Researchers from Idaho National Laboratory have engineered a technology that can protect utilities and other users of computer-controlled industrial systems from cyberattacks.
The effort was inspired by years of assessments showing that industrial control systems (ICS) are vulnerable to cyberattack, with unauthorized commands posing a particularly insidious threat since they’re relatively easy to perpetrate and difficult to block. Attackers with the right level of knowledge and access can have a major effect on a power grid, for example, using the same software and commands that the grid’s legitimate operators would use.
Called OpDefender, the new patent-pending technology consists of two main components: a network switching appliance and a network human-machine interface (HMI).
The network switching appliance can serve as a drop-in replacement for a typical network switch, or it can be used in conjunction with existing network switches. It protects ICS from cyberattack by adding intelligence to the network switch to make it ICS-aware.
OpDefender is configured and controlled in real time via a custom-built, web-based HMI designed with the operator in mind. It is secured using strong public-key encryption technology (RSA certificates) that allows for mutual authentication only between hosts that have the correct certificate installed. This helps ensure that an attacker can’t compromise the control channel to enable communications without the operator’s knowledge or consent.
OpDefender starts with the premise that no device on a control system network can be trusted. It operates under whitelisting rules, meaning that no device is allowed to communicate on the network until the OpDefender is configured to allow that device. Any data transmitted by a device that is not already whitelisted triggers an alarm, alerting operators of a rogue device on the network.
Once a device is allowed on the network, then the protocols and specific commands it can receive are further whitelisted.
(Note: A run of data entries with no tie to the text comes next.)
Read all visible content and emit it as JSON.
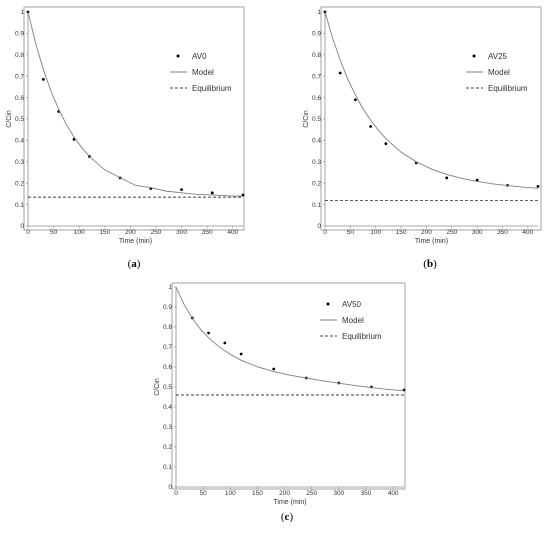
{
  "chart_data": [
    {
      "type": "scatter",
      "panel_label": "a",
      "xlabel": "Time (min)",
      "ylabel": "C/Cin",
      "xlim": [
        0,
        420
      ],
      "ylim": [
        0,
        1
      ],
      "xticks": [
        0,
        50,
        100,
        150,
        200,
        250,
        300,
        350,
        400
      ],
      "yticks": [
        0,
        0.1,
        0.2,
        0.3,
        0.4,
        0.5,
        0.6,
        0.7,
        0.8,
        0.9,
        1
      ],
      "xtick_labels": [
        "0",
        "50",
        "100",
        "150",
        "200",
        "250",
        "300",
        "350",
        "400"
      ],
      "ytick_labels": [
        "0",
        "0.1",
        "0.2",
        "0.3",
        "0.4",
        "0.5",
        "0.6",
        "0.7",
        "0.8",
        "0.9",
        "1"
      ],
      "grid": false,
      "legend_position": "top-right",
      "series": [
        {
          "name": "AV0",
          "kind": "points",
          "x": [
            0,
            30,
            60,
            90,
            120,
            180,
            240,
            300,
            360,
            420
          ],
          "y": [
            1.0,
            0.685,
            0.535,
            0.405,
            0.325,
            0.225,
            0.175,
            0.17,
            0.155,
            0.145
          ]
        },
        {
          "name": "Model",
          "kind": "curve",
          "equilibrium": 0.135,
          "rate": 0.0125,
          "x": [
            0,
            15,
            30,
            45,
            60,
            75,
            90,
            105,
            120,
            150,
            180,
            210,
            240,
            270,
            300,
            330,
            360,
            390,
            420
          ],
          "y": [
            1.0,
            0.853,
            0.731,
            0.629,
            0.545,
            0.474,
            0.415,
            0.366,
            0.325,
            0.262,
            0.226,
            0.19,
            0.179,
            0.163,
            0.155,
            0.148,
            0.145,
            0.141,
            0.139
          ]
        },
        {
          "name": "Equilibrium",
          "kind": "hline",
          "y": 0.135
        }
      ]
    },
    {
      "type": "scatter",
      "panel_label": "b",
      "xlabel": "Time (min)",
      "ylabel": "C/Cin",
      "xlim": [
        0,
        420
      ],
      "ylim": [
        0,
        1
      ],
      "xticks": [
        0,
        50,
        100,
        150,
        200,
        250,
        300,
        350,
        400
      ],
      "yticks": [
        0,
        0.1,
        0.2,
        0.3,
        0.4,
        0.5,
        0.6,
        0.7,
        0.8,
        0.9,
        1
      ],
      "xtick_labels": [
        "0",
        "50",
        "100",
        "150",
        "200",
        "250",
        "300",
        "350",
        "400"
      ],
      "ytick_labels": [
        "0",
        "0.1",
        "0.2",
        "0.3",
        "0.4",
        "0.5",
        "0.6",
        "0.7",
        "0.8",
        "0.9",
        "1"
      ],
      "grid": false,
      "legend_position": "top-right",
      "series": [
        {
          "name": "AV25",
          "kind": "points",
          "x": [
            0,
            30,
            60,
            90,
            120,
            180,
            240,
            300,
            360,
            420
          ],
          "y": [
            1.0,
            0.715,
            0.59,
            0.465,
            0.385,
            0.295,
            0.225,
            0.215,
            0.19,
            0.185
          ]
        },
        {
          "name": "Model",
          "kind": "curve",
          "equilibrium": 0.12,
          "x": [
            0,
            15,
            30,
            45,
            60,
            75,
            90,
            105,
            120,
            150,
            180,
            210,
            240,
            270,
            300,
            330,
            360,
            390,
            420
          ],
          "y": [
            1.0,
            0.878,
            0.775,
            0.686,
            0.612,
            0.548,
            0.494,
            0.448,
            0.408,
            0.345,
            0.3,
            0.266,
            0.241,
            0.222,
            0.208,
            0.197,
            0.189,
            0.182,
            0.176
          ]
        },
        {
          "name": "Equilibrium",
          "kind": "hline",
          "y": 0.12
        }
      ]
    },
    {
      "type": "scatter",
      "panel_label": "c",
      "xlabel": "Time (min)",
      "ylabel": "C/Cin",
      "xlim": [
        0,
        420
      ],
      "ylim": [
        0,
        1
      ],
      "xticks": [
        0,
        50,
        100,
        150,
        200,
        250,
        300,
        350,
        400
      ],
      "yticks": [
        0,
        0.1,
        0.2,
        0.3,
        0.4,
        0.5,
        0.6,
        0.7,
        0.8,
        0.9,
        1
      ],
      "xtick_labels": [
        "0",
        "50",
        "100",
        "150",
        "200",
        "250",
        "300",
        "350",
        "400"
      ],
      "ytick_labels": [
        "0",
        "0.1",
        "0.2",
        "0.3",
        "0.4",
        "0.5",
        "0.6",
        "0.7",
        "0.8",
        "0.9",
        "1"
      ],
      "grid": false,
      "legend_position": "top-right",
      "series": [
        {
          "name": "AV50",
          "kind": "points",
          "x": [
            30,
            60,
            90,
            120,
            180,
            240,
            300,
            360,
            420
          ],
          "y": [
            0.845,
            0.77,
            0.72,
            0.665,
            0.59,
            0.545,
            0.52,
            0.5,
            0.485
          ]
        },
        {
          "name": "Model",
          "kind": "curve",
          "equilibrium": 0.46,
          "x": [
            0,
            15,
            30,
            45,
            60,
            75,
            90,
            105,
            120,
            150,
            180,
            210,
            240,
            270,
            300,
            330,
            360,
            390,
            420
          ],
          "y": [
            1.0,
            0.912,
            0.843,
            0.789,
            0.746,
            0.711,
            0.681,
            0.656,
            0.634,
            0.601,
            0.577,
            0.559,
            0.545,
            0.531,
            0.519,
            0.507,
            0.497,
            0.488,
            0.481
          ]
        },
        {
          "name": "Equilibrium",
          "kind": "hline",
          "y": 0.46
        }
      ]
    }
  ]
}
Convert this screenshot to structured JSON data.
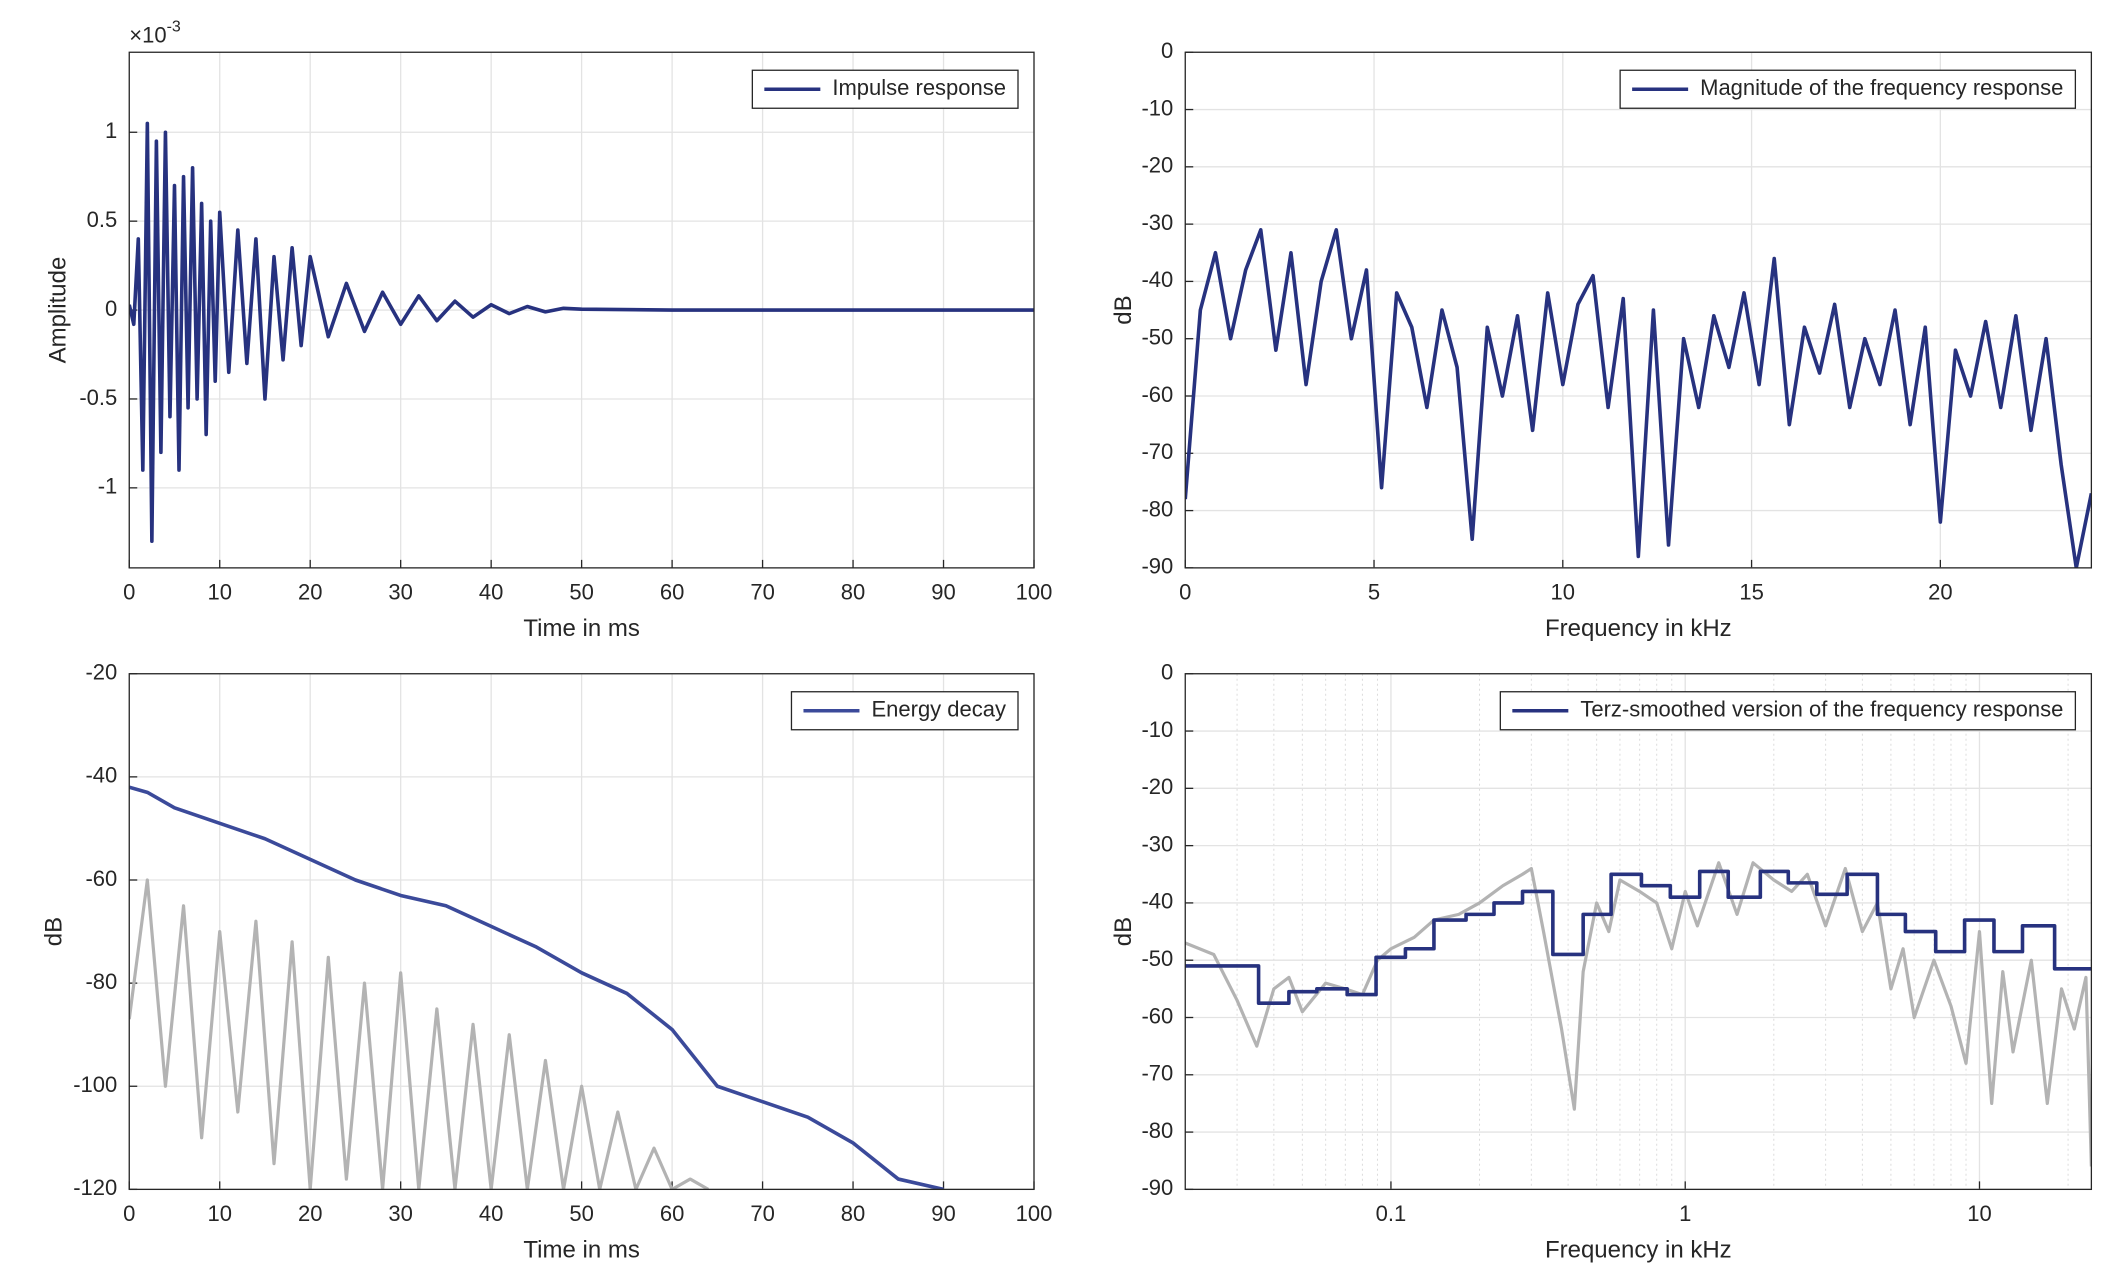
{
  "chart_data": [
    {
      "type": "line",
      "xlabel": "Time in ms",
      "ylabel": "Amplitude",
      "y_multiplier": {
        "base": "×10",
        "exponent": "-3"
      },
      "xlim": [
        0,
        100
      ],
      "xticks": [
        0,
        10,
        20,
        30,
        40,
        50,
        60,
        70,
        80,
        90,
        100
      ],
      "ylim": [
        -1.45,
        1.45
      ],
      "yticks": [
        -1,
        -0.5,
        0,
        0.5,
        1
      ],
      "grid": true,
      "legend": "northeast",
      "series": [
        {
          "name": "Impulse response",
          "color": "#27327f",
          "x": [
            0,
            0.5,
            1,
            1.5,
            2,
            2.5,
            3,
            3.5,
            4,
            4.5,
            5,
            5.5,
            6,
            6.5,
            7,
            7.5,
            8,
            8.5,
            9,
            9.5,
            10,
            11,
            12,
            13,
            14,
            15,
            16,
            17,
            18,
            19,
            20,
            22,
            24,
            26,
            28,
            30,
            32,
            34,
            36,
            38,
            40,
            42,
            44,
            46,
            48,
            50,
            60,
            70,
            80,
            90,
            100
          ],
          "values": [
            0.03,
            -0.08,
            0.4,
            -0.9,
            1.05,
            -1.3,
            0.95,
            -0.8,
            1.0,
            -0.6,
            0.7,
            -0.9,
            0.75,
            -0.55,
            0.8,
            -0.5,
            0.6,
            -0.7,
            0.5,
            -0.4,
            0.55,
            -0.35,
            0.45,
            -0.3,
            0.4,
            -0.5,
            0.3,
            -0.28,
            0.35,
            -0.2,
            0.3,
            -0.15,
            0.15,
            -0.12,
            0.1,
            -0.08,
            0.08,
            -0.06,
            0.05,
            -0.04,
            0.03,
            -0.02,
            0.02,
            -0.01,
            0.01,
            0.005,
            0,
            0,
            0,
            0,
            0
          ]
        }
      ]
    },
    {
      "type": "line",
      "xlabel": "Frequency in kHz",
      "ylabel": "dB",
      "xlim": [
        0,
        24
      ],
      "xticks": [
        0,
        5,
        10,
        15,
        20
      ],
      "ylim": [
        -90,
        0
      ],
      "yticks": [
        -90,
        -80,
        -70,
        -60,
        -50,
        -40,
        -30,
        -20,
        -10,
        0
      ],
      "grid": true,
      "legend": "northeast",
      "series": [
        {
          "name": "Magnitude of the frequency response",
          "color": "#27327f",
          "x": [
            0,
            0.4,
            0.8,
            1.2,
            1.6,
            2.0,
            2.4,
            2.8,
            3.2,
            3.6,
            4.0,
            4.4,
            4.8,
            5.2,
            5.6,
            6.0,
            6.4,
            6.8,
            7.2,
            7.6,
            8.0,
            8.4,
            8.8,
            9.2,
            9.6,
            10.0,
            10.4,
            10.8,
            11.2,
            11.6,
            12.0,
            12.4,
            12.8,
            13.2,
            13.6,
            14.0,
            14.4,
            14.8,
            15.2,
            15.6,
            16.0,
            16.4,
            16.8,
            17.2,
            17.6,
            18.0,
            18.4,
            18.8,
            19.2,
            19.6,
            20.0,
            20.4,
            20.8,
            21.2,
            21.6,
            22.0,
            22.4,
            22.8,
            23.2,
            23.6,
            24.0
          ],
          "values": [
            -78,
            -45,
            -35,
            -50,
            -38,
            -31,
            -52,
            -35,
            -58,
            -40,
            -31,
            -50,
            -38,
            -76,
            -42,
            -48,
            -62,
            -45,
            -55,
            -85,
            -48,
            -60,
            -46,
            -66,
            -42,
            -58,
            -44,
            -39,
            -62,
            -43,
            -88,
            -45,
            -86,
            -50,
            -62,
            -46,
            -55,
            -42,
            -58,
            -36,
            -65,
            -48,
            -56,
            -44,
            -62,
            -50,
            -58,
            -45,
            -65,
            -48,
            -82,
            -52,
            -60,
            -47,
            -62,
            -46,
            -66,
            -50,
            -72,
            -90,
            -77
          ]
        }
      ]
    },
    {
      "type": "line",
      "xlabel": "Time in ms",
      "ylabel": "dB",
      "xlim": [
        0,
        100
      ],
      "xticks": [
        0,
        10,
        20,
        30,
        40,
        50,
        60,
        70,
        80,
        90,
        100
      ],
      "ylim": [
        -120,
        -20
      ],
      "yticks": [
        -120,
        -100,
        -80,
        -60,
        -40,
        -20
      ],
      "grid": true,
      "legend": "northeast",
      "series": [
        {
          "color": "#b3b3b3",
          "x": [
            0,
            2,
            4,
            6,
            8,
            10,
            12,
            14,
            16,
            18,
            20,
            22,
            24,
            26,
            28,
            30,
            32,
            34,
            36,
            38,
            40,
            42,
            44,
            46,
            48,
            50,
            52,
            54,
            56,
            58,
            60,
            62,
            64
          ],
          "values": [
            -87,
            -60,
            -100,
            -65,
            -110,
            -70,
            -105,
            -68,
            -115,
            -72,
            -120,
            -75,
            -118,
            -80,
            -120,
            -78,
            -120,
            -85,
            -120,
            -88,
            -120,
            -90,
            -120,
            -95,
            -120,
            -100,
            -120,
            -105,
            -120,
            -112,
            -120,
            -118,
            -120
          ]
        },
        {
          "name": "Energy decay",
          "color": "#3b4a9a",
          "x": [
            0,
            2,
            5,
            10,
            15,
            20,
            25,
            30,
            35,
            40,
            45,
            50,
            55,
            60,
            65,
            70,
            75,
            80,
            85,
            90
          ],
          "values": [
            -42,
            -43,
            -46,
            -49,
            -52,
            -56,
            -60,
            -63,
            -65,
            -69,
            -73,
            -78,
            -82,
            -89,
            -100,
            -103,
            -106,
            -111,
            -118,
            -120
          ]
        }
      ]
    },
    {
      "type": "line",
      "xlabel": "Frequency in kHz",
      "ylabel": "dB",
      "xscale": "log",
      "xlim": [
        0.02,
        24
      ],
      "xticks": [
        0.1,
        1,
        10
      ],
      "ylim": [
        -90,
        0
      ],
      "yticks": [
        -90,
        -80,
        -70,
        -60,
        -50,
        -40,
        -30,
        -20,
        -10,
        0
      ],
      "grid": true,
      "minor_grid": true,
      "legend": "northeast",
      "series": [
        {
          "color": "#b3b3b3",
          "x": [
            0.02,
            0.025,
            0.03,
            0.035,
            0.04,
            0.045,
            0.05,
            0.06,
            0.07,
            0.08,
            0.09,
            0.1,
            0.12,
            0.14,
            0.17,
            0.2,
            0.24,
            0.28,
            0.3,
            0.33,
            0.38,
            0.42,
            0.45,
            0.5,
            0.55,
            0.6,
            0.7,
            0.8,
            0.9,
            1.0,
            1.1,
            1.3,
            1.5,
            1.7,
            2.0,
            2.3,
            2.6,
            3.0,
            3.5,
            4.0,
            4.5,
            5.0,
            5.5,
            6.0,
            7.0,
            8.0,
            9.0,
            10,
            11,
            12,
            13,
            15,
            17,
            19,
            21,
            23,
            24
          ],
          "values": [
            -47,
            -49,
            -57,
            -65,
            -55,
            -53,
            -59,
            -54,
            -55,
            -56,
            -50,
            -48,
            -46,
            -43,
            -42,
            -40,
            -37,
            -35,
            -34,
            -45,
            -62,
            -76,
            -52,
            -40,
            -45,
            -36,
            -38,
            -40,
            -48,
            -38,
            -44,
            -33,
            -42,
            -33,
            -36,
            -38,
            -35,
            -44,
            -34,
            -45,
            -40,
            -55,
            -48,
            -60,
            -50,
            -58,
            -68,
            -45,
            -75,
            -52,
            -66,
            -50,
            -75,
            -55,
            -62,
            -53,
            -86
          ]
        },
        {
          "name": "Terz-smoothed version of the frequency response",
          "color": "#27327f",
          "step": "post",
          "x": [
            0.02,
            0.0355,
            0.045,
            0.056,
            0.071,
            0.089,
            0.112,
            0.14,
            0.18,
            0.224,
            0.28,
            0.355,
            0.45,
            0.56,
            0.71,
            0.89,
            1.12,
            1.4,
            1.8,
            2.24,
            2.8,
            3.55,
            4.5,
            5.6,
            7.1,
            8.9,
            11.2,
            14,
            18
          ],
          "values": [
            -51,
            -57.5,
            -55.5,
            -55,
            -56,
            -49.5,
            -48,
            -43,
            -42,
            -40,
            -38,
            -49,
            -42,
            -35,
            -37,
            -39,
            -34.5,
            -39,
            -34.5,
            -36.5,
            -38.5,
            -35,
            -42,
            -45,
            -48.5,
            -43,
            -48.5,
            -44,
            -51.5
          ]
        }
      ]
    }
  ]
}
By default, OpDefender limits network traffic to the most basic communication, which in most cases consists almost exclusively of status requests from one or more operator workstations to field devices that are installed throughout a plant, utility or other system.
OpDefender’s efficacy was demonstrated during a recent full-scale test at Idaho National Laboratory’s Critical Infrastructure Test Range, cybersecurity researchers launched 14 different novel attacks at a system protected by OpDefender. The attacks targeted multiple different control devices from multiple vendors. OpDefender blocked each of these attacks and generated alarms for each, alerting the operator that an attack was taking place.
OpDefender is currently at a Technology Readiness Level 6, meaning it has a fully functional prototype or representational model. Additional work is needed to make it commercially viable, but results to date show that it could make a difference in the fight to secure industrial control systems.